Uno, pequeño e inconsciente, se cree que puede decidir. Como si fuese posible conocer, y valorar, todas las opciones, todas las variables. Uno cree que decide, como si la vida fueran unos cuantos sabores en un escaparate y una tarrina con la cucharita.
Decidir decide el pasado feroz, ese fantasma amorfo y mentiroso, cuya maestría es mostrarse como una verdad cándida e inocente, como una noble estatua de mármol. Decide por lo bajini, con malas artes, cotilleando y malmetiendo, y el futuro, como es un bebé nonato, inocente, e incapaz de defenderse, acepta y toma la imagen que se le proyecta, puede ser cualquier cosa que el pasado feroz quiera: pobreza, malestar, hilaridad, frío, alborozo, lo que sea, y uno, insensato va y dice: «He decidido…»

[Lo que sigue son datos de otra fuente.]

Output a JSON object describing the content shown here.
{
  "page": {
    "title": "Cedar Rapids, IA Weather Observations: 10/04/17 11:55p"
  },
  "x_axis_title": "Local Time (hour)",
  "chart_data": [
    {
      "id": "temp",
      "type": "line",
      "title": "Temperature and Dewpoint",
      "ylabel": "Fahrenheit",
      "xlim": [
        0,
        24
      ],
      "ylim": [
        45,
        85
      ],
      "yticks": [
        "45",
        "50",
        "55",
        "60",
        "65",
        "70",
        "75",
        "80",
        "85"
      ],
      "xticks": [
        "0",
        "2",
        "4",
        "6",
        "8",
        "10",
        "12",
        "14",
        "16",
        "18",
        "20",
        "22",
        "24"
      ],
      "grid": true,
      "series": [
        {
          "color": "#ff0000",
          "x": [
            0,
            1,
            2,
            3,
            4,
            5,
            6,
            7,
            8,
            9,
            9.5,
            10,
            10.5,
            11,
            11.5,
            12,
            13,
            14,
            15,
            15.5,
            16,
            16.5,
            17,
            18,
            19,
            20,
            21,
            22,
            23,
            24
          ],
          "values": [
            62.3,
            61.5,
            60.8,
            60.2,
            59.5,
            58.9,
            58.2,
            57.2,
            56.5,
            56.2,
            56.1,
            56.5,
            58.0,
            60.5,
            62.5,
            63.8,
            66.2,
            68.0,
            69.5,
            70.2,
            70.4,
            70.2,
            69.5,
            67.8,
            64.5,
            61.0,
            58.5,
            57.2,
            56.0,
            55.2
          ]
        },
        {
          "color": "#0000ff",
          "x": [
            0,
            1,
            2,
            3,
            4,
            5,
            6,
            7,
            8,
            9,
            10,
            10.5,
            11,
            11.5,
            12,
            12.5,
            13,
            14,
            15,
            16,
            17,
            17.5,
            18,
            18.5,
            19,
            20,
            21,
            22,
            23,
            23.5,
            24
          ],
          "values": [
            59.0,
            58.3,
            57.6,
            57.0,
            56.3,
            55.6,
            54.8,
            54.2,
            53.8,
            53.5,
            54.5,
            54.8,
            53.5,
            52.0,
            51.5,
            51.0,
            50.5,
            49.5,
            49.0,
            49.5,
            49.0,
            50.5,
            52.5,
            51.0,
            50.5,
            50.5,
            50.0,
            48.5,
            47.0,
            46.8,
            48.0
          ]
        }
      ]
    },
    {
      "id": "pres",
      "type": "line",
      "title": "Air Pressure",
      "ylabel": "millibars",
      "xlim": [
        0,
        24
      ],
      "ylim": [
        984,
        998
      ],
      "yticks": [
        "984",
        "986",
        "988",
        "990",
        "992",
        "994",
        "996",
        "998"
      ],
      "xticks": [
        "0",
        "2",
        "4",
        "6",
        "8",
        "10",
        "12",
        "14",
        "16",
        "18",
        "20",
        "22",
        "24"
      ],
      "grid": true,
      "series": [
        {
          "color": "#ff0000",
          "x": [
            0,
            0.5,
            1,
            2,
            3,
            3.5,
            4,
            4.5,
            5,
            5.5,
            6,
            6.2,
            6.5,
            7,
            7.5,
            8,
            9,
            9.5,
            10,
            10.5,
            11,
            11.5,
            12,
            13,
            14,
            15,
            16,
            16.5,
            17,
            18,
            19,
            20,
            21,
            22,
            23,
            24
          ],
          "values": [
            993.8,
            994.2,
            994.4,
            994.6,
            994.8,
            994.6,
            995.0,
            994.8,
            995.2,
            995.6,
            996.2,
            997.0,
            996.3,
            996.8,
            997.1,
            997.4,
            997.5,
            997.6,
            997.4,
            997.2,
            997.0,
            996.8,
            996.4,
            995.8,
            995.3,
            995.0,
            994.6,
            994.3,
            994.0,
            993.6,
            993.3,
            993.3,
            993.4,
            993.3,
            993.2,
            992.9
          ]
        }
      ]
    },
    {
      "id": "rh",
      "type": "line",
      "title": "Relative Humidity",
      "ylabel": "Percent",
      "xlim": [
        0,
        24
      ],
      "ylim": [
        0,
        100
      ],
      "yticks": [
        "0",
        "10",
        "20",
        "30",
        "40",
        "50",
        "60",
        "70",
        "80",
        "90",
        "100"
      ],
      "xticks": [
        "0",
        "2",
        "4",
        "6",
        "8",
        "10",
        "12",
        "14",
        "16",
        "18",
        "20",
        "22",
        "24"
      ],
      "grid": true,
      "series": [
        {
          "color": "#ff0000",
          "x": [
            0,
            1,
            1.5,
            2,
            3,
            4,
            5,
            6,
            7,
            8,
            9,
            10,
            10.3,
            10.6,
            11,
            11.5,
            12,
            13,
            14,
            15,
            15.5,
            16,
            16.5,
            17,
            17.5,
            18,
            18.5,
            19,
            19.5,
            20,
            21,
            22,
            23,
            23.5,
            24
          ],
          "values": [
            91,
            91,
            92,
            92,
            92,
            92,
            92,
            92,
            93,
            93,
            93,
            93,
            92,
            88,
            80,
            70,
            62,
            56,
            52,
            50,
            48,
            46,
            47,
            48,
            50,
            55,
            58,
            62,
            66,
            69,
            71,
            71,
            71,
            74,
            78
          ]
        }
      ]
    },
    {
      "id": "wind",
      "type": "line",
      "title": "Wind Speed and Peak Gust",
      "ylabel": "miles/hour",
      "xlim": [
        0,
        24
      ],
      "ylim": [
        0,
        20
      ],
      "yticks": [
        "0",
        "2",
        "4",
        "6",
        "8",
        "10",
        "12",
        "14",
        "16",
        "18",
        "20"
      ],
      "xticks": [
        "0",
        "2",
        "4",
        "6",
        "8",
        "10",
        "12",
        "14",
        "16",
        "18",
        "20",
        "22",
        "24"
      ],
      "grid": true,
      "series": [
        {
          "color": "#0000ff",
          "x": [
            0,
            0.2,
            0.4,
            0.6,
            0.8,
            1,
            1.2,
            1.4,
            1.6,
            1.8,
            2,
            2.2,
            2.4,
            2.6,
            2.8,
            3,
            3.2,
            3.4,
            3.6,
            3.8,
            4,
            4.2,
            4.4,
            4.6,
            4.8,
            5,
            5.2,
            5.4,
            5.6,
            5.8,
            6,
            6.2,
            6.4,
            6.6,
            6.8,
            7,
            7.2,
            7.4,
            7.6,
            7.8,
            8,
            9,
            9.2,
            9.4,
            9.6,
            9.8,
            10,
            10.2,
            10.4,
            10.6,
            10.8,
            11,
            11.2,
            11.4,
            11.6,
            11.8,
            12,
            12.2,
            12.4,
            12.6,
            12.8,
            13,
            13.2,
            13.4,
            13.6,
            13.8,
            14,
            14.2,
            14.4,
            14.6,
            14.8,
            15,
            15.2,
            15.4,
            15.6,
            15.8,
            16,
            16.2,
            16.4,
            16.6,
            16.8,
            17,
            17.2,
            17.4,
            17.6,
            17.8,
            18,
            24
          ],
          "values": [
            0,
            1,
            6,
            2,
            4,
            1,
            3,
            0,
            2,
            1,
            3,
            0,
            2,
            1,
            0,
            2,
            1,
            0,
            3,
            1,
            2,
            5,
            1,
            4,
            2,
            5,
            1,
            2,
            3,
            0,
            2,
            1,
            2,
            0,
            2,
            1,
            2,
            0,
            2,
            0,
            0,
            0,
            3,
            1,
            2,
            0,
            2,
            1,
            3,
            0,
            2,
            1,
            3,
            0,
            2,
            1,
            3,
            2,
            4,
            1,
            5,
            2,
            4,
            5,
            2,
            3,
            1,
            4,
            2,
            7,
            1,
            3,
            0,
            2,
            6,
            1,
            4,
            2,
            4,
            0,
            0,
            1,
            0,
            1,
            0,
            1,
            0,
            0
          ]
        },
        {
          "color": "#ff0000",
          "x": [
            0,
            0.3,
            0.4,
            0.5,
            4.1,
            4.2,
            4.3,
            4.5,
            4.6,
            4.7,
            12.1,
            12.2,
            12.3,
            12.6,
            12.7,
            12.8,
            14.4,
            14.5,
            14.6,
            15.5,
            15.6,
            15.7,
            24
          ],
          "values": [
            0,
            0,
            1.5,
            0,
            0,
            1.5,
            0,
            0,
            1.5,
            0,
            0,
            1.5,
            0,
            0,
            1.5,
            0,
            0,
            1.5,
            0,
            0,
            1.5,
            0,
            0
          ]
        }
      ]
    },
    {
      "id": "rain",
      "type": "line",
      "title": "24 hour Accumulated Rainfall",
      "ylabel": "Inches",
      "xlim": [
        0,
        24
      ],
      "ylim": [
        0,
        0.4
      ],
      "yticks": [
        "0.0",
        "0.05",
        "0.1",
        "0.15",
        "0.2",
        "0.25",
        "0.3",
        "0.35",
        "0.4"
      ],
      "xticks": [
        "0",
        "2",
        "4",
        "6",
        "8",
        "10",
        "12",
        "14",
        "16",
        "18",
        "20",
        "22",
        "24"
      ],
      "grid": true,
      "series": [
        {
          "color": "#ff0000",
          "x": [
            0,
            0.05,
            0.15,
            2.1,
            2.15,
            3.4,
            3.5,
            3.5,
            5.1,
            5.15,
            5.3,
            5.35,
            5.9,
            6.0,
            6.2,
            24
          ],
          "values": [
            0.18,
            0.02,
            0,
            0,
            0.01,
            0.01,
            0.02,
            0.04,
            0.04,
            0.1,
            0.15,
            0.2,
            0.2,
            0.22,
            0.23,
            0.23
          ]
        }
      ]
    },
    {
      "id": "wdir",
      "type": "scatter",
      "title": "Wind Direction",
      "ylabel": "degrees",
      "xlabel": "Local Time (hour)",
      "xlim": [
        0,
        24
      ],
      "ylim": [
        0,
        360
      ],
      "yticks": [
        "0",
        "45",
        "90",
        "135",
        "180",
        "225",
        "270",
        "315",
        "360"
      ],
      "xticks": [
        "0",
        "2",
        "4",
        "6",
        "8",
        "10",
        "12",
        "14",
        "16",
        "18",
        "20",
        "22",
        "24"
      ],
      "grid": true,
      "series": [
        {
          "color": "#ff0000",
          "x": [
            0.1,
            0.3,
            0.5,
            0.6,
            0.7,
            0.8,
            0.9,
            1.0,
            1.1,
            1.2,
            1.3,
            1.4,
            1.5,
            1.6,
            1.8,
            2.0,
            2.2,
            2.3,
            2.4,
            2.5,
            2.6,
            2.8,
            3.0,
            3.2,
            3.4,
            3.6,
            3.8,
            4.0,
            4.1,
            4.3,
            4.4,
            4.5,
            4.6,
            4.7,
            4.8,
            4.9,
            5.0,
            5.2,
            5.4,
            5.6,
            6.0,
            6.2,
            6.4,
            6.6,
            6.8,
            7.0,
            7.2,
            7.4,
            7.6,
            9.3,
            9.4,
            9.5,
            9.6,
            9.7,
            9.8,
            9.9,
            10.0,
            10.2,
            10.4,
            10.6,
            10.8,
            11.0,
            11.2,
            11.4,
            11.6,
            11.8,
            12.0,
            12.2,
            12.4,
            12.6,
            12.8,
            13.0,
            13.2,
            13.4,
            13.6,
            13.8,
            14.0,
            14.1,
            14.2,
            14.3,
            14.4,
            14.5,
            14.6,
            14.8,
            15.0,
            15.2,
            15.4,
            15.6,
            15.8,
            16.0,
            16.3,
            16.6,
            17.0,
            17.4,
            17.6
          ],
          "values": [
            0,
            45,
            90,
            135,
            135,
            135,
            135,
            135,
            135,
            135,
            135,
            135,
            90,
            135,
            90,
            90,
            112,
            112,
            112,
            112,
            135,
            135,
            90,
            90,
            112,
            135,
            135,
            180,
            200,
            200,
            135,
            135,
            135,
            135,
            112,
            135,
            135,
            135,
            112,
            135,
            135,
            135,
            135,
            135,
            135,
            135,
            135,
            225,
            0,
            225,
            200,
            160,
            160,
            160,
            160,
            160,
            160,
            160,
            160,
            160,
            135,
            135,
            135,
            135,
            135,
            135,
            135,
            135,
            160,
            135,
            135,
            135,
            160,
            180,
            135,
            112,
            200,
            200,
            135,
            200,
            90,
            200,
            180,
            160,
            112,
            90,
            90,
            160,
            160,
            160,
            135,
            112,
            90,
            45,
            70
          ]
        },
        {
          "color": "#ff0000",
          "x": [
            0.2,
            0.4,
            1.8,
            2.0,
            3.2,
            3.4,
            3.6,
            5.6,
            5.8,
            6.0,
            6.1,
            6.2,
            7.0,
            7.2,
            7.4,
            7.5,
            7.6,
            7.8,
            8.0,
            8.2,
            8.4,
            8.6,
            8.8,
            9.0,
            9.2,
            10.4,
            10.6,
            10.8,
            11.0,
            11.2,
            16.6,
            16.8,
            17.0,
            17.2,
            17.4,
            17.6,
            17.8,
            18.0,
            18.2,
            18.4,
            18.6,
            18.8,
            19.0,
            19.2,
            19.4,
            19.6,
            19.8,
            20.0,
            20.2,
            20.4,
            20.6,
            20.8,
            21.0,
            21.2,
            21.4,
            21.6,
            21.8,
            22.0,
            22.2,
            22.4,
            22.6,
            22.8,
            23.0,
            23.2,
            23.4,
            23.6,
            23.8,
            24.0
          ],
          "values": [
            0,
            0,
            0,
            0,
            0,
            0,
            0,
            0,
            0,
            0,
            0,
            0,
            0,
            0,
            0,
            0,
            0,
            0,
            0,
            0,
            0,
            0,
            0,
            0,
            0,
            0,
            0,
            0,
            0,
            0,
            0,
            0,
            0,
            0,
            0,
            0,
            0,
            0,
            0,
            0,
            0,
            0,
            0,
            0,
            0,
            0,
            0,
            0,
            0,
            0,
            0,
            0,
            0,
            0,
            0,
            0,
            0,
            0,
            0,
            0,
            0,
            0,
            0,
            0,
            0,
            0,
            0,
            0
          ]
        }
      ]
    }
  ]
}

El pasado no es uno, son muchos, esto también le pasa al futuro. El presente, sin embargo, es sólo uno.
Tanto el pasado como el futuro son lo que son en función de cómo sea el presente, el presente es lo que lo sostiene todo, parece una tontería, pero ahí se encuentran los sabores de las decisiones.
La única decisión posible es estar en lo que es, esto no da más capacidad de decisión, más bien, permite ver.
La vida no te da mil opciones, te da una, una que se presenta con distintas formas, a veces es una puerta, a veces un pasadizo, una alcantarilla, o un muro, y ver (porque se está) permite ver la puerta, o el pasadizo, o la alcantarilla, o el muro, y entrar o no, sin divagaciones. Divagar, es lo que quiere el pasado feroz. Al pasado feroz le gusta que creas que decides, al pasado feroz le gusta que te arrepientas, «ay, la otra opción» «ay, dónde estaría yo ahora», «Da igual (dice el pasado feroz) porque no estás ni aquí ni allí, no ves, estás donde yo quiero, divagando».
(Un día habría que hablar del pasado feroz ¿no crees? Hablar de cómo tratar a este pobre, necesitado y miedoso pasado feroz, pero eso otro día, que ahora nos está escuchando).